Con Francesco ci conosciamo e lui mi parló di questo spettacolo che stava preparando con i ragazzi di Omnes Artes, mi diede il copione e mi disse “leggilo e famme sapè”.
Lo lessi, era una bella storia. Raccontava qualcosa di reale e di cui non si sente parlare spesso, la vita in un riformatorio. Andai in studio dai ragazzi Frenetik e Orang3 e gli spiegai di cosa parlava lo spettacolo, io avevo già qualcosa scritto e cosi provammo a immedesimarci in quelli che potevano essere i suoni che rappresentassero la prigionia, il rimorso ma anche la speranza di essere liberi e felici. Uscì fuori “Domani”, una traccia tra le più belle del disco secondo me.
-Stare insieme è meglio di essere divisi?
“Stare insieme è meglio di essere divisi” è un riferimento generale a tutto quello che viviamo ultimamente nel mondo. È il mio urlo nell’assordante realtà dell’egoismo.
La tappa al Revolution Camp di Marina di Massa è solo una delle tantissime date di un tour eccezionale. Chi ti sta accompagnando sul palco e cosa dobbiamo aspettarci dal tuo show?
Sul palco mi accompagnano degli amici, prima che dei colleghi.
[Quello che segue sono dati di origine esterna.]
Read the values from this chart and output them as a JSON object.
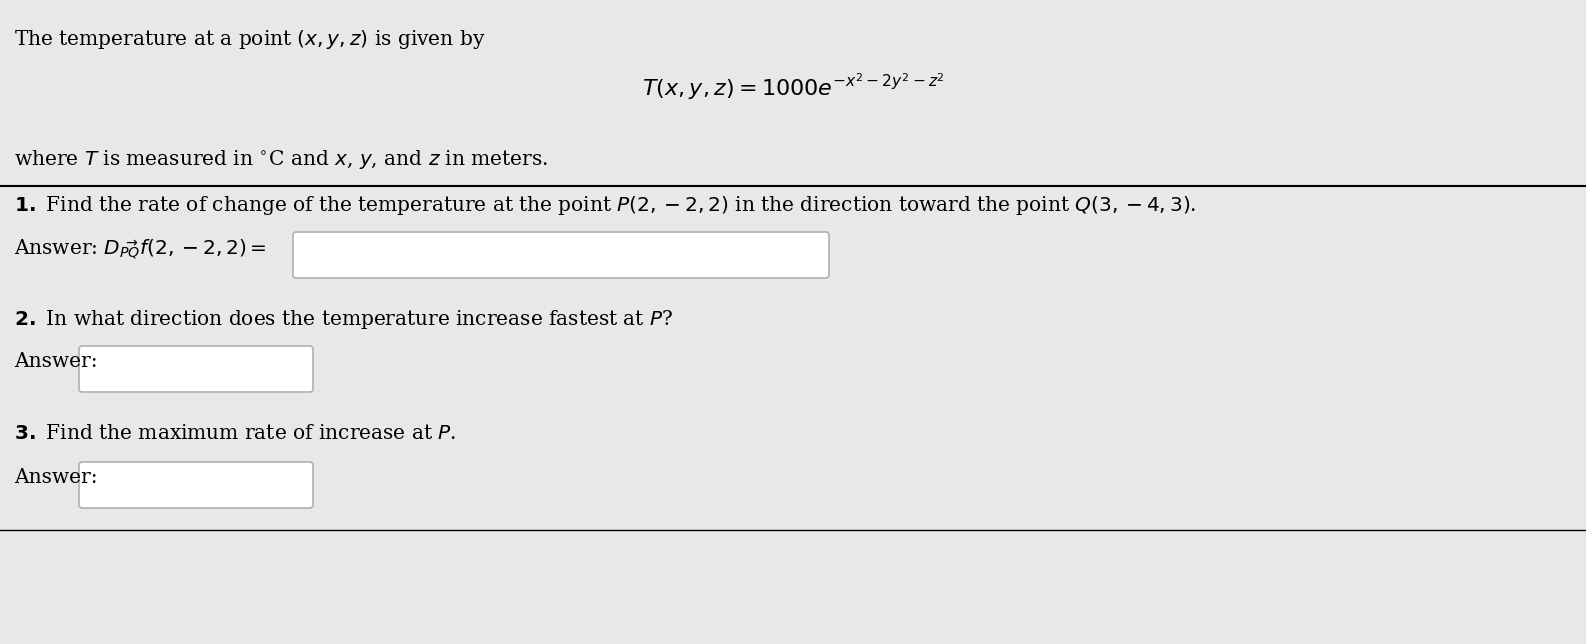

C’è Flavietto (Mixer T) che suona un maschine e una tastiera, Frenetik che suona un maschine, una chitarra acustica e una chitarra elettrica.
Orang3 che suona il basso, il bass synth e la chitarra slide. Alla fine, ma non meno importante, alla batteria e alla batteria elettronica abbiamo Danilo Menna, una giovane promessa romana che è una macchina da guerra.
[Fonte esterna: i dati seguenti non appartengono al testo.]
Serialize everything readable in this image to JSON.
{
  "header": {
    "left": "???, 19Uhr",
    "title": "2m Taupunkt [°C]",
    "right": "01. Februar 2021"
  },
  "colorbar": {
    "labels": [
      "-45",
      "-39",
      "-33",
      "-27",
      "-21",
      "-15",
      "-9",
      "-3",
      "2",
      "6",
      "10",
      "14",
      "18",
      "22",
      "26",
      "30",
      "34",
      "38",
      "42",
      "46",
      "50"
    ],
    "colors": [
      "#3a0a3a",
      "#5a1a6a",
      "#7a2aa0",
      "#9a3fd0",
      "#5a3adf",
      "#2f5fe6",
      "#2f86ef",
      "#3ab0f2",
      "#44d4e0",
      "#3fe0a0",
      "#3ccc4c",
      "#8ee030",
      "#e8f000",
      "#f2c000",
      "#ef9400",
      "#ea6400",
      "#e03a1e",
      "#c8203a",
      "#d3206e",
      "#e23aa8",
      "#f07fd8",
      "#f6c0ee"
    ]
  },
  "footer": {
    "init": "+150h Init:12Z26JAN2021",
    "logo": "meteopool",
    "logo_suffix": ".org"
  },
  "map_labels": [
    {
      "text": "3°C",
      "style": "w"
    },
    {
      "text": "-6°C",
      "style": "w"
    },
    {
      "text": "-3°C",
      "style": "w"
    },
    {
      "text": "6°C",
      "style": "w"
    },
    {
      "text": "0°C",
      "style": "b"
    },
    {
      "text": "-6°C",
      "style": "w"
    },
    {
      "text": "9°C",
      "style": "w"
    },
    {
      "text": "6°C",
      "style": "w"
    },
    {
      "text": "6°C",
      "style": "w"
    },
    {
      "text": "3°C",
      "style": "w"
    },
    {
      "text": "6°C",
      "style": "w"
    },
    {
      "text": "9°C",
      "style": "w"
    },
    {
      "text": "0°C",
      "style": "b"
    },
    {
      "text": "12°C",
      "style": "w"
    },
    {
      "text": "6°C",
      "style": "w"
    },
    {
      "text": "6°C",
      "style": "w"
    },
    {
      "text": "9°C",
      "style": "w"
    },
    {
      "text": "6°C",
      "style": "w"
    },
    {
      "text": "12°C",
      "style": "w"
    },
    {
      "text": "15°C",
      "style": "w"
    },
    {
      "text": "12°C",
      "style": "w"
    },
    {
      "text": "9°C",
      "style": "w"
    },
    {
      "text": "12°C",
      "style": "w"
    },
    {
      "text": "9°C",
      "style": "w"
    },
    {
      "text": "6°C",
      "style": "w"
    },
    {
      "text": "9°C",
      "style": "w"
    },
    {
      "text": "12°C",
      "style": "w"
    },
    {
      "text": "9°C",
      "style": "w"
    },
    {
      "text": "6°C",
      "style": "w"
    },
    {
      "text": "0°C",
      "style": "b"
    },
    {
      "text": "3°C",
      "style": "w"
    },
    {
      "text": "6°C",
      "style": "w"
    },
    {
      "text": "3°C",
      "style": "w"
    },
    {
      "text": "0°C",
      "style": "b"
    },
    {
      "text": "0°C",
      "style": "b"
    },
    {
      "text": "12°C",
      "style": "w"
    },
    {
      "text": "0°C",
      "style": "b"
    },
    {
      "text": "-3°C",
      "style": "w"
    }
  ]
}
Dallo show potete aspettarvi un gruppo di ragazzi che amano la musica e danno il 100% sul palco.
-I festival si stanno sempre più aprendo a nuovi generi, a tal punto che spesso tra il pubblico si mescolano categorie di ascoltatori eterogenee e purtroppo capita che a volte manchi il rispetto nei confronti degli altri, un po’ come se si trattasse di tifoserie rivali, quando invece la musica dovrebbe unire. Hai notato anche tu questo fenomeno?
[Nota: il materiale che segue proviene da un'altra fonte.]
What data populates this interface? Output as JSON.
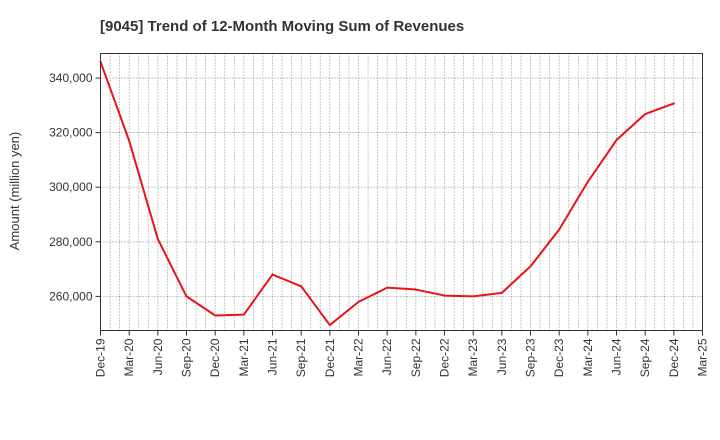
{
  "chart_data": {
    "type": "line",
    "title": "[9045]  Trend of 12-Month Moving Sum of Revenues",
    "xlabel": "",
    "ylabel": "Amount (million yen)",
    "ylim": [
      247500,
      349000
    ],
    "y_ticks": [
      260000,
      280000,
      300000,
      320000,
      340000
    ],
    "y_tick_labels": [
      "260,000",
      "280,000",
      "300,000",
      "320,000",
      "340,000"
    ],
    "x_ticks": [
      "Dec-19",
      "Mar-20",
      "Jun-20",
      "Sep-20",
      "Dec-20",
      "Mar-21",
      "Jun-21",
      "Sep-21",
      "Dec-21",
      "Mar-22",
      "Jun-22",
      "Sep-22",
      "Dec-22",
      "Mar-23",
      "Jun-23",
      "Sep-23",
      "Dec-23",
      "Mar-24",
      "Jun-24",
      "Sep-24",
      "Dec-24",
      "Mar-25"
    ],
    "grid": true,
    "series": [
      {
        "name": "",
        "color": "#e8141b",
        "x": [
          "Dec-19",
          "Mar-20",
          "Jun-20",
          "Sep-20",
          "Dec-20",
          "Mar-21",
          "Jun-21",
          "Sep-21",
          "Dec-21",
          "Mar-22",
          "Jun-22",
          "Sep-22",
          "Dec-22",
          "Mar-23",
          "Jun-23",
          "Sep-23",
          "Dec-23",
          "Mar-24",
          "Jun-24",
          "Sep-24",
          "Dec-24"
        ],
        "values": [
          346000,
          317000,
          281000,
          260000,
          253000,
          253300,
          268000,
          263700,
          249500,
          258000,
          263200,
          262500,
          260300,
          260000,
          261300,
          271000,
          284500,
          302000,
          317300,
          326800,
          330700
        ]
      }
    ]
  }
}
Non ho mai notato questa rivalità così accesa per fortuna. Credo che sia giusto dare un’ opportunità a tutta la musica, come dicevo anche prima.
-Come ti poni nei confronti degli altri generi?
Proprio perchè mi piace condividere quello che ascolto ho da poco creato la mia playlist personale su spotify dove aggiorno settimanalmente con musica per me significativa, in modo che chi mi ascolta possa fare un viaggio nei miei gusti.
-Qual è il tipo di ascolto che nessuno si aspetterebbe da te?
Il tipo di ascolto che nessuno si aspetterebbe da me? Ogni tanto la mattina sento “Let it be” e mi commuovo.
-Hai dei nuovi progetti in cantiere?
Ho sempre dei nuovi progetti in cantiere. Non dico nulla, ma chi mi conosce sa che non sto zitto troppo tempo.